John Rambo one of the best-known characters to come out of the 1980s, and helped make Sylvester Stallone into the mega-star he is today. Quentin Tarantino sees a new future for Rambo, however, in Adam Driver, the director said on The Big Picture Podcast.
Tarantino is known for his auteur films like Once Upon a Time in Hollywood, Kill Bill Vol. 1 and 2, and Pulp Fiction, but he seems to be considering, if only in fun, an adaptation as his next project.
“If I just wanted to make a good movie, that I knew would be good, I would take David Morrell’s novel for First Blood and do the novel. Not the movie that was made out of First Blood. I would do the novel. And Kurt Russell would play the sheriff, and [Adam Driver] would play Rambo. Every time I read it, the dialogue is so fantastic in the David Morrell novel that you’re reading it out loud. It would be so good. But now I want to do more than that. But if it was just about to make a good movie, that’s out there.”

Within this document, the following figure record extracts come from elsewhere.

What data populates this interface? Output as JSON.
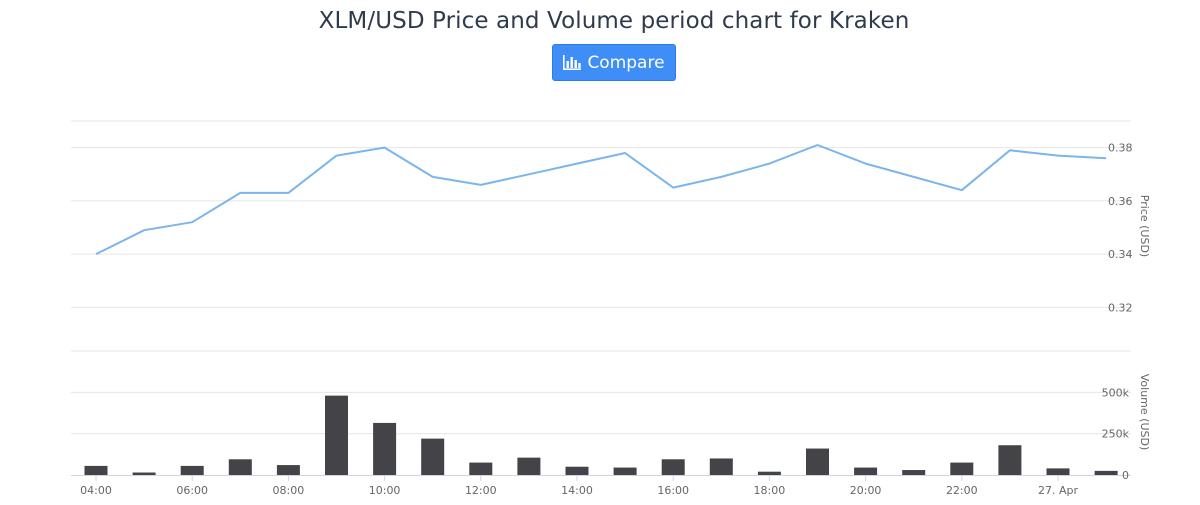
{
  "header": {
    "title": "XLM/USD Price and Volume period chart for Kraken",
    "compare_label": "Compare",
    "compare_icon": "bar-chart-icon"
  },
  "colors": {
    "accent": "#3f8ef8",
    "price_line": "#7cb5ec",
    "volume_bar": "#434348",
    "grid": "#e6e6e6"
  },
  "chart_data": {
    "type": "line",
    "x": [
      "04:00",
      "05:00",
      "06:00",
      "07:00",
      "08:00",
      "09:00",
      "10:00",
      "11:00",
      "12:00",
      "13:00",
      "14:00",
      "15:00",
      "16:00",
      "17:00",
      "18:00",
      "19:00",
      "20:00",
      "21:00",
      "22:00",
      "23:00",
      "00:00",
      "01:00"
    ],
    "x_tick_labels": [
      "04:00",
      "06:00",
      "08:00",
      "10:00",
      "12:00",
      "14:00",
      "16:00",
      "18:00",
      "20:00",
      "22:00",
      "27. Apr"
    ],
    "series": [
      {
        "type": "line",
        "values": [
          0.34,
          0.349,
          0.352,
          0.363,
          0.363,
          0.377,
          0.38,
          0.369,
          0.366,
          0.37,
          0.374,
          0.378,
          0.365,
          0.369,
          0.374,
          0.381,
          0.374,
          0.369,
          0.364,
          0.379,
          0.377,
          0.376
        ]
      },
      {
        "type": "bar",
        "values": [
          55000,
          15000,
          55000,
          95000,
          60000,
          480000,
          315000,
          220000,
          75000,
          105000,
          50000,
          45000,
          95000,
          100000,
          20000,
          160000,
          45000,
          30000,
          75000,
          180000,
          40000,
          25000
        ]
      }
    ],
    "price_axis": {
      "title": "Price (USD)",
      "ticks": [
        "0.32",
        "0.34",
        "0.36",
        "0.38"
      ],
      "range": [
        0.31,
        0.39
      ]
    },
    "volume_axis": {
      "title": "Volume (USD)",
      "ticks": [
        "0",
        "250k",
        "500k"
      ],
      "range": [
        0,
        750000
      ]
    },
    "grid": true,
    "legend": "none"
  }
}
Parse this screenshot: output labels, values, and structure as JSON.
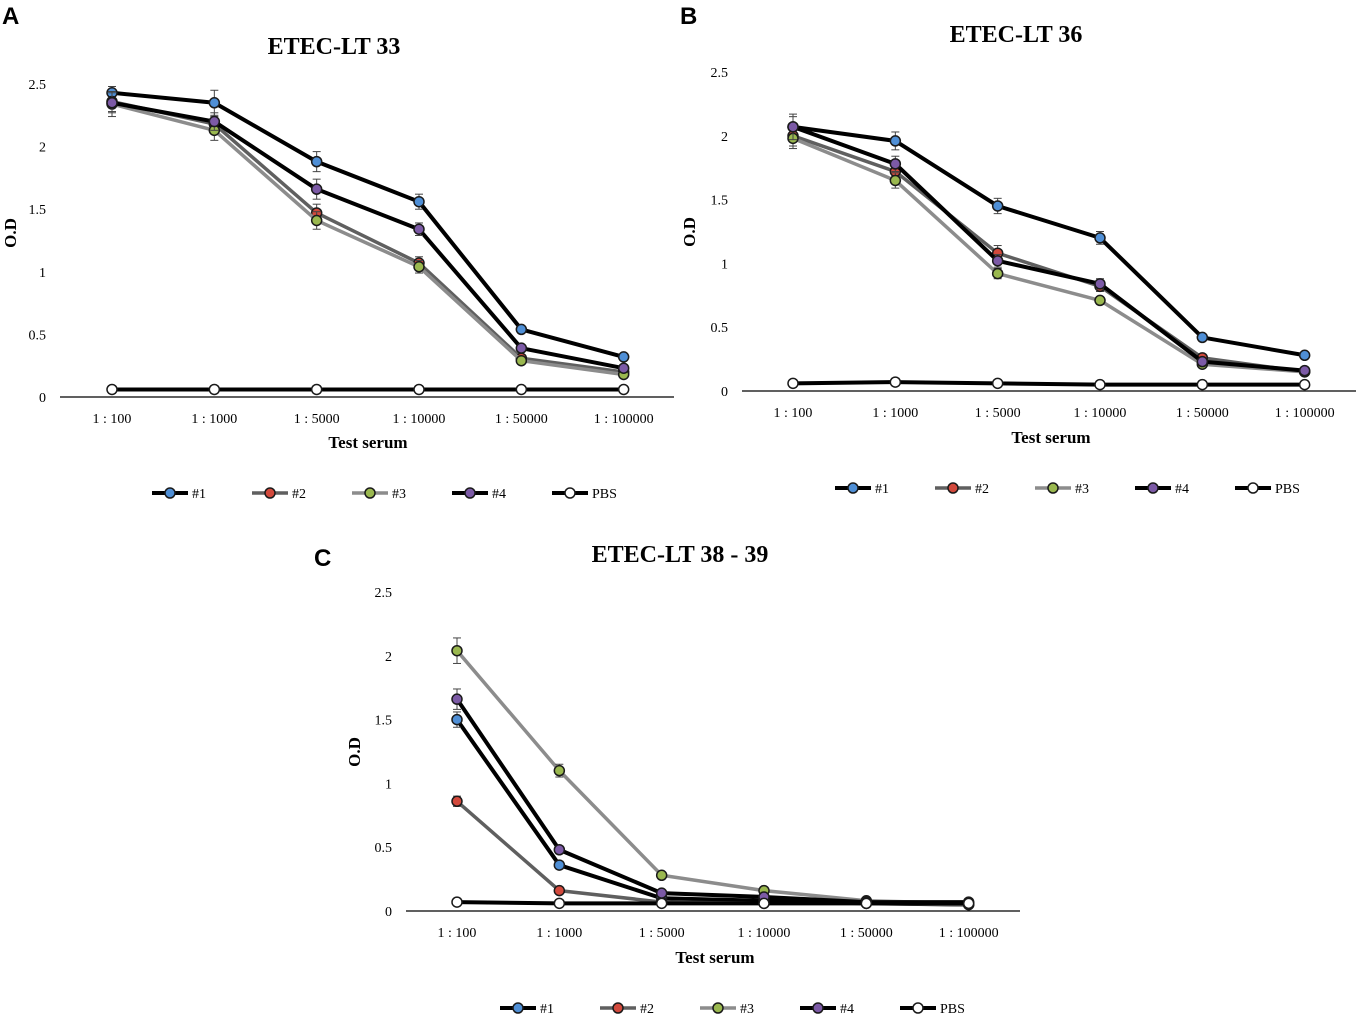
{
  "colors": {
    "line_black": "#000000",
    "line_gray": "#5f5f5f",
    "line_lightgray": "#8c8c8c",
    "m1": "#4f8fd6",
    "m2": "#d2493c",
    "m3": "#9ab84f",
    "m4": "#7c5aa6",
    "mPBS": "#ffffff"
  },
  "chart_data": [
    {
      "panel": "A",
      "type": "line",
      "title": "ETEC-LT 33",
      "xlabel": "Test serum",
      "ylabel": "O.D",
      "categories": [
        "1 : 100",
        "1 : 1000",
        "1 : 5000",
        "1 : 10000",
        "1 : 50000",
        "1 : 100000"
      ],
      "ylim": [
        0,
        2.5
      ],
      "yticks": [
        "0",
        "0.5",
        "1",
        "1.5",
        "2",
        "2.5"
      ],
      "legend": "bottom",
      "series": [
        {
          "name": "#1",
          "line": "line_black",
          "marker": "m1",
          "values": [
            2.43,
            2.35,
            1.88,
            1.56,
            0.54,
            0.32
          ],
          "errors": [
            0.05,
            0.1,
            0.08,
            0.06,
            0.02,
            0.02
          ]
        },
        {
          "name": "#2",
          "line": "line_gray",
          "marker": "m2",
          "values": [
            2.36,
            2.18,
            1.47,
            1.07,
            0.31,
            0.2
          ],
          "errors": [
            0.08,
            0.06,
            0.07,
            0.05,
            0.02,
            0.02
          ]
        },
        {
          "name": "#3",
          "line": "line_lightgray",
          "marker": "m3",
          "values": [
            2.34,
            2.13,
            1.41,
            1.04,
            0.29,
            0.18
          ],
          "errors": [
            0.1,
            0.08,
            0.07,
            0.05,
            0.02,
            0.02
          ]
        },
        {
          "name": "#4",
          "line": "line_black",
          "marker": "m4",
          "values": [
            2.35,
            2.2,
            1.66,
            1.34,
            0.39,
            0.23
          ],
          "errors": [
            0.08,
            0.07,
            0.08,
            0.05,
            0.02,
            0.02
          ]
        },
        {
          "name": "PBS",
          "line": "line_black",
          "marker": "mPBS",
          "values": [
            0.06,
            0.06,
            0.06,
            0.06,
            0.06,
            0.06
          ],
          "errors": [
            0.03,
            0.03,
            0.03,
            0.03,
            0.02,
            0.02
          ]
        }
      ]
    },
    {
      "panel": "B",
      "type": "line",
      "title": "ETEC-LT 36",
      "xlabel": "Test serum",
      "ylabel": "O.D",
      "categories": [
        "1 : 100",
        "1 : 1000",
        "1 : 5000",
        "1 : 10000",
        "1 : 50000",
        "1 : 100000"
      ],
      "ylim": [
        0,
        2.5
      ],
      "yticks": [
        "0",
        "0.5",
        "1",
        "1.5",
        "2",
        "2.5"
      ],
      "legend": "bottom",
      "series": [
        {
          "name": "#1",
          "line": "line_black",
          "marker": "m1",
          "values": [
            2.07,
            1.96,
            1.45,
            1.2,
            0.42,
            0.28
          ],
          "errors": [
            0.08,
            0.07,
            0.06,
            0.05,
            0.02,
            0.02
          ]
        },
        {
          "name": "#2",
          "line": "line_gray",
          "marker": "m2",
          "values": [
            2.0,
            1.72,
            1.08,
            0.82,
            0.26,
            0.15
          ],
          "errors": [
            0.08,
            0.06,
            0.06,
            0.04,
            0.02,
            0.02
          ]
        },
        {
          "name": "#3",
          "line": "line_lightgray",
          "marker": "m3",
          "values": [
            1.98,
            1.65,
            0.92,
            0.71,
            0.21,
            0.15
          ],
          "errors": [
            0.08,
            0.06,
            0.04,
            0.03,
            0.02,
            0.02
          ]
        },
        {
          "name": "#4",
          "line": "line_black",
          "marker": "m4",
          "values": [
            2.07,
            1.78,
            1.02,
            0.84,
            0.23,
            0.16
          ],
          "errors": [
            0.1,
            0.06,
            0.05,
            0.04,
            0.02,
            0.02
          ]
        },
        {
          "name": "PBS",
          "line": "line_black",
          "marker": "mPBS",
          "values": [
            0.06,
            0.07,
            0.06,
            0.05,
            0.05,
            0.05
          ],
          "errors": [
            0.03,
            0.03,
            0.02,
            0.02,
            0.02,
            0.02
          ]
        }
      ]
    },
    {
      "panel": "C",
      "type": "line",
      "title": "ETEC-LT 38 - 39",
      "xlabel": "Test serum",
      "ylabel": "O.D",
      "categories": [
        "1 : 100",
        "1 : 1000",
        "1 : 5000",
        "1 : 10000",
        "1 : 50000",
        "1 : 100000"
      ],
      "ylim": [
        0,
        2.5
      ],
      "yticks": [
        "0",
        "0.5",
        "1",
        "1.5",
        "2",
        "2.5"
      ],
      "legend": "bottom",
      "series": [
        {
          "name": "#1",
          "line": "line_black",
          "marker": "m1",
          "values": [
            1.5,
            0.36,
            0.1,
            0.08,
            0.06,
            0.05
          ],
          "errors": [
            0.06,
            0.03,
            0.02,
            0.02,
            0.01,
            0.01
          ]
        },
        {
          "name": "#2",
          "line": "line_gray",
          "marker": "m2",
          "values": [
            0.86,
            0.16,
            0.07,
            0.06,
            0.06,
            0.05
          ],
          "errors": [
            0.04,
            0.02,
            0.01,
            0.01,
            0.01,
            0.01
          ]
        },
        {
          "name": "#3",
          "line": "line_lightgray",
          "marker": "m3",
          "values": [
            2.04,
            1.1,
            0.28,
            0.16,
            0.08,
            0.06
          ],
          "errors": [
            0.1,
            0.05,
            0.02,
            0.02,
            0.01,
            0.01
          ]
        },
        {
          "name": "#4",
          "line": "line_black",
          "marker": "m4",
          "values": [
            1.66,
            0.48,
            0.14,
            0.11,
            0.07,
            0.07
          ],
          "errors": [
            0.08,
            0.03,
            0.02,
            0.02,
            0.01,
            0.01
          ]
        },
        {
          "name": "PBS",
          "line": "line_black",
          "marker": "mPBS",
          "values": [
            0.07,
            0.06,
            0.06,
            0.06,
            0.06,
            0.06
          ],
          "errors": [
            0.03,
            0.02,
            0.02,
            0.02,
            0.01,
            0.01
          ]
        }
      ]
    }
  ]
}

These days, Rambo is somewhat of a joke in American pop culture, remembered a relic of Reagan-era jingoism and, more recently, an actor playing a character he’s a bit too old for. But Rambo first came to life in the pages of David Morrell’s novel, First Blood.
While the film is good in its own right and maintains the focus on the ways war can destroy a soldier’s life even after they return home–it’s a pretty early example of a soldier dealing with Post-Traumatic Stress Disorder on screen–the book is quite different. Set in Kentucky rather than the Pacific Northwest, the local police are far less sadistic than in the film, with a standard prison haircut triggering Rambo’s flashbacks and reaction, rather than the brutal torture he endures in the film. Rambo and his adversary, Will Teasle (Chief of Police instead of Sherriff), are also shown to be equally determined and dangerous. After Rambo kills many of the local police officers–he only wounds them in the film–Teasle gets the upper hand and shoots Rambo in the stomach. The story ends with Rambo’s mentor, Trautman, killing him. In the film, Rambo walks away in a blanket. He’s not framed as a hero in either case, but instead as a troubled man left behind by his country after the war.
The movies that came after First Blood moved further and further away from the original character and into unintentional parody in the next two films. Tarantino wants to make something much closer to the book. Adam Driver likely comes to Tarantino’s mind both for his well-regarded performances in movies like BlacKkKlansman and Marriage Story and for his time in the United States Marine Corps (though he never saw combat).
Is this movie likely? It seems like Tarantino is just musing about what he’d do if he had all the time in the world–his version of picking up carpentry or some other time-consuming hobby. With that said, Adam Driver could make a killer Rambo in both senses, and we’d definitely watch.